AMLA veröffentlicht ersten Mehrjahresplan

Die Anti-Money-Laundering Authority (AMLA) hat am 4. Februar 2026 ihren ersten Mehrjahresplan – das sogenannte Single Programming Document – veröffentlicht. Dieses strategische und operative Planungsinstrument der AMLA soll zukünftig jährlich veröffentlicht werden und jeweils ein mehrjähriges sowie ein jährliches Arbeitsprogramm umfassen.

Im nun veröffentlichten Mehrjahresplan informiert die AMLA über ihre Vorhaben für die Jahre 2026 – 2028 und stellt detailliert ihr Arbeitsprogramm für 2026 vor. 
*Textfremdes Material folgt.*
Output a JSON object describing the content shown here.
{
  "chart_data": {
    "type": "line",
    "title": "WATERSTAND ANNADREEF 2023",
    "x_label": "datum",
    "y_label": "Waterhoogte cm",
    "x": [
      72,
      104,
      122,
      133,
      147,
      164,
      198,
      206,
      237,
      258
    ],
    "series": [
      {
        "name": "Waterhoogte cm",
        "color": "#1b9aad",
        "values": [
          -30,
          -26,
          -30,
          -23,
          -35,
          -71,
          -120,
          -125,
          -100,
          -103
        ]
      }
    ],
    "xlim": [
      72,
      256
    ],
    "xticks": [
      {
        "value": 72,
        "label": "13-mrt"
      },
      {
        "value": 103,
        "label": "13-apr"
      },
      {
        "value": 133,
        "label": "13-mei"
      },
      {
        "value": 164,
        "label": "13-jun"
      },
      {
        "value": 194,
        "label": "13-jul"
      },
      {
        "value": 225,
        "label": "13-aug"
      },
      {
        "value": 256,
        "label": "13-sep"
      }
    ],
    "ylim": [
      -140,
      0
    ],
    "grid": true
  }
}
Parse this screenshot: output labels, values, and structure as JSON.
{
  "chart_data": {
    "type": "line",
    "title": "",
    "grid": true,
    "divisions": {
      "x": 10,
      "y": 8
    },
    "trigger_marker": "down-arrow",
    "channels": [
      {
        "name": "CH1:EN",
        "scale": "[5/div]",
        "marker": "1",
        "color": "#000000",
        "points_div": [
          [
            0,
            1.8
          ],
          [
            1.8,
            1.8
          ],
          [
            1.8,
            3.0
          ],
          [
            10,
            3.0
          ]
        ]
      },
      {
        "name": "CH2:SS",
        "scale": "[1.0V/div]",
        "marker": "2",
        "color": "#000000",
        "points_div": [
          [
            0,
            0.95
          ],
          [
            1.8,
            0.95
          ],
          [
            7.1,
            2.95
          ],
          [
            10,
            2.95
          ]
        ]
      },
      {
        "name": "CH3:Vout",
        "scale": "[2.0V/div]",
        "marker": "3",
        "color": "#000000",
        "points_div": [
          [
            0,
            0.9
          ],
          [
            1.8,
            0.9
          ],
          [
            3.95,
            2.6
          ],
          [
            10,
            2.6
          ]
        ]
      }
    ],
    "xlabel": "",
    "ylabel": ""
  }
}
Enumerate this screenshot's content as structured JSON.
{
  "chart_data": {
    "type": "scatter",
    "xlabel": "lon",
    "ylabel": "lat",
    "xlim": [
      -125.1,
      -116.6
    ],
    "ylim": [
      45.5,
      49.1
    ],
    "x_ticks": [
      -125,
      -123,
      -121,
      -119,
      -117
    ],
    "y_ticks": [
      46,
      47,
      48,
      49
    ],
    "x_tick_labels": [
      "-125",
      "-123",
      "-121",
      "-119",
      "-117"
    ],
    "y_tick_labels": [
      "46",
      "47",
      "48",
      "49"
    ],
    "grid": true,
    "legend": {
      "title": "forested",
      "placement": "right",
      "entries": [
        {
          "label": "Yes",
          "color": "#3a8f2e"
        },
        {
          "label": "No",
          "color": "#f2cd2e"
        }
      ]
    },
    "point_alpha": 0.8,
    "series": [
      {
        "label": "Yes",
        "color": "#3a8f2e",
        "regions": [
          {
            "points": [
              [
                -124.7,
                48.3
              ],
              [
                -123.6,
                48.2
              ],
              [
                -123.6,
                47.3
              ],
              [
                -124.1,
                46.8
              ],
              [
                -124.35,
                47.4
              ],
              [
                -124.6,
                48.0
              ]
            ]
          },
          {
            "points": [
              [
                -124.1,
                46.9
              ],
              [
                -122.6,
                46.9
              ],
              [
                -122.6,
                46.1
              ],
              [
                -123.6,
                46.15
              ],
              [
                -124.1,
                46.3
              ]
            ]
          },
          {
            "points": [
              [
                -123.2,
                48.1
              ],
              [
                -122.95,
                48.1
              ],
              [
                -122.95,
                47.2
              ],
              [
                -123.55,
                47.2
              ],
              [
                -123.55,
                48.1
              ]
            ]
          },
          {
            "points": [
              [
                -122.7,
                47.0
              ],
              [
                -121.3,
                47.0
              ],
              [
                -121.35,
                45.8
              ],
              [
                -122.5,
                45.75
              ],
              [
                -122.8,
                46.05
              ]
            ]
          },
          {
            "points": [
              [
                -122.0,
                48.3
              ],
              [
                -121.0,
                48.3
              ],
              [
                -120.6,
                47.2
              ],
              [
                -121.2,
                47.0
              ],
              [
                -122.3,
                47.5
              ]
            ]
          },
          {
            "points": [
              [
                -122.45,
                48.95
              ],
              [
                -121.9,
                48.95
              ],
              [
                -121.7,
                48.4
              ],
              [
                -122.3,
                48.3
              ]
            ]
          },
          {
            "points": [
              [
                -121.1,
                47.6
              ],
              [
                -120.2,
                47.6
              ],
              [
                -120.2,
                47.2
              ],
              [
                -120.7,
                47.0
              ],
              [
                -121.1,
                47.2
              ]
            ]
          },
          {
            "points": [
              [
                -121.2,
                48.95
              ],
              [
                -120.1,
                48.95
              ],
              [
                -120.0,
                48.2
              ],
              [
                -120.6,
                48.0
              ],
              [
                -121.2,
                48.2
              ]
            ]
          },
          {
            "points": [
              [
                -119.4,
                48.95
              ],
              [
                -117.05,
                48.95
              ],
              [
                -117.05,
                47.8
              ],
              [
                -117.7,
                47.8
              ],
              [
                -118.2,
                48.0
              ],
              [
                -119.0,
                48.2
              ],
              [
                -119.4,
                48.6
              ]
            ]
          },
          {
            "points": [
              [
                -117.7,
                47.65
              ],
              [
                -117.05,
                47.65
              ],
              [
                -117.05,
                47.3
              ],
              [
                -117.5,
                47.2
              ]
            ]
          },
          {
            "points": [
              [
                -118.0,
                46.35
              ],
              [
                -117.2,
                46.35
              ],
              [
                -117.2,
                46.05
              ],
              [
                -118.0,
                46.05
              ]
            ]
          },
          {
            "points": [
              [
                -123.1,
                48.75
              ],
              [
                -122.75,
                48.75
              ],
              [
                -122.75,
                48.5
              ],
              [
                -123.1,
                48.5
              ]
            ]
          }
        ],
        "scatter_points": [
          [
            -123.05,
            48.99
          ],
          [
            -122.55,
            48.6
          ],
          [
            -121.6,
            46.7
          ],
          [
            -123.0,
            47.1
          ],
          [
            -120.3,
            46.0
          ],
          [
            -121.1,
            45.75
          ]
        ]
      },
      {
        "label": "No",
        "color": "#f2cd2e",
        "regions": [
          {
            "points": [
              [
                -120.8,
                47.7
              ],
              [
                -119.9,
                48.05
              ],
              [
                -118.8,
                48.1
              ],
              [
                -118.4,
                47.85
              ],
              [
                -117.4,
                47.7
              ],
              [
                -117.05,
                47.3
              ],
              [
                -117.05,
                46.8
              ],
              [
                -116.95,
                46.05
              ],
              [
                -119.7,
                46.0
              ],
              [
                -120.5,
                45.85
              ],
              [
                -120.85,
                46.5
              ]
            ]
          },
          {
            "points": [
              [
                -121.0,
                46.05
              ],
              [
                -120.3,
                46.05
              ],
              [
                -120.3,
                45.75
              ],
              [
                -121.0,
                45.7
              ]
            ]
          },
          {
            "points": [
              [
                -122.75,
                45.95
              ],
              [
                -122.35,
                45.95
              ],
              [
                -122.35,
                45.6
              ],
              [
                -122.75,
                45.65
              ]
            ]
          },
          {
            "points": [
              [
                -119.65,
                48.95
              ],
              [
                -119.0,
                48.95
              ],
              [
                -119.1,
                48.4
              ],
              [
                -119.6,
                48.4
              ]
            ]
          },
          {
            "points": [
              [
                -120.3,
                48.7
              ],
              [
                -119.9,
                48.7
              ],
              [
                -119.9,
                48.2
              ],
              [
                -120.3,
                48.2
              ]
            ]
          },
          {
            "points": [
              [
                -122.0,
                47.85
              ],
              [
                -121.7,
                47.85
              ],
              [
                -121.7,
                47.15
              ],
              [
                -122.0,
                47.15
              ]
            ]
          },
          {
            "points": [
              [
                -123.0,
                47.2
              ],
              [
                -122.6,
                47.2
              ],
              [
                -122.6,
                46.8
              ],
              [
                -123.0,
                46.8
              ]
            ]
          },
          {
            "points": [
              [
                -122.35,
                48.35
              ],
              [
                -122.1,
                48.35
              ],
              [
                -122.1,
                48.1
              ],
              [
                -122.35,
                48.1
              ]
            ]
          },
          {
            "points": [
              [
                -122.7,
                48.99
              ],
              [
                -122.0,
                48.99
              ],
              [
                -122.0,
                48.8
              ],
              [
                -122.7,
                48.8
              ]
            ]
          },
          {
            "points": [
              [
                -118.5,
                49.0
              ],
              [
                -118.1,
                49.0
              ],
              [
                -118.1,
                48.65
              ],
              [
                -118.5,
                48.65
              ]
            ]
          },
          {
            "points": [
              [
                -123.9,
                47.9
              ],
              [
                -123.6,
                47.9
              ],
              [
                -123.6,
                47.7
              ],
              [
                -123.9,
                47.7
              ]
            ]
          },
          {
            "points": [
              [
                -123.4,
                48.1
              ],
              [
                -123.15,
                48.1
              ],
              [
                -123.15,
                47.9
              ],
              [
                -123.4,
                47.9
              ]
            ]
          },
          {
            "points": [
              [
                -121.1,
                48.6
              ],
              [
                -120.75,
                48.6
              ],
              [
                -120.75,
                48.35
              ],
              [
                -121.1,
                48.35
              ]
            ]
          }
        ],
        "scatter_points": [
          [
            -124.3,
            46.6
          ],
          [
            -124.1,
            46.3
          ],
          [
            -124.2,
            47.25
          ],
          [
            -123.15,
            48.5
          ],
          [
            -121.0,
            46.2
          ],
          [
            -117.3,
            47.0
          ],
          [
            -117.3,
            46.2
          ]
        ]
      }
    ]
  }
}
Dabei ist es zunächst das vorrangige Ziel der Behörde, voll arbeitsfähig zu werden. Die Zahl der Mitarbeitenden soll von 120 Ende 2025 auf über 400 bis Ende 2027 steigen. Auch präsentiert die AMLA ein vorläufiges Organigramm. 

Inhaltlich will sie sich von 2026 bis 2028 insbesondere auf die folgenden fünf Arbeitsschwerpunkte fokussieren: 

  1. Sie beabsichtigt, zentrale RTS, ITS und Leitlinien schnellstmöglich zu veröffentlichen und priorisiert dabei nach eigener Aussage diejenigen Mandate, die für die Verpflichteten besonders wichtig sind (u.a. jene, die die Kundensorgfaltspflichten und die unternehmensweite Risikobewertung betreffen). 24 ihrer insgesamt 40 zwischen 2026 – 2028 fälligen Mandate will die AMLA in 2026 erfüllen. 
  2. Die Auswahlmethodik für die direkt beaufsichtigten Institute soll finalisiert werden.
  3. Für die indirekte Aufsicht soll ein harmonisiertes Aufsichtsmodell entwickelt werden, das u. a. Vorgaben zum einheitlichen Einsatz aufsichtlicher Instrumente durch die nationalen Aufsichtsbehörden umfassen soll. 
  4. Im Zuge der datenbasierten Aufsicht soll zum Zwecke der kontinuierlichen Überwachung und Bewertung der Risiken der Geldwäsche und Terrorismusfinanzierung eine umfassende Datenbank aufgebaut und ein zugrundeliegendes Risikoanalyse-Framework entwickelt werden. 
  5. Darüber hinaus soll die Zusammenarbeit, Kohärenz und Effektivität der nationalen Finance Intelligence Units (FIUs) gestärkt werden. 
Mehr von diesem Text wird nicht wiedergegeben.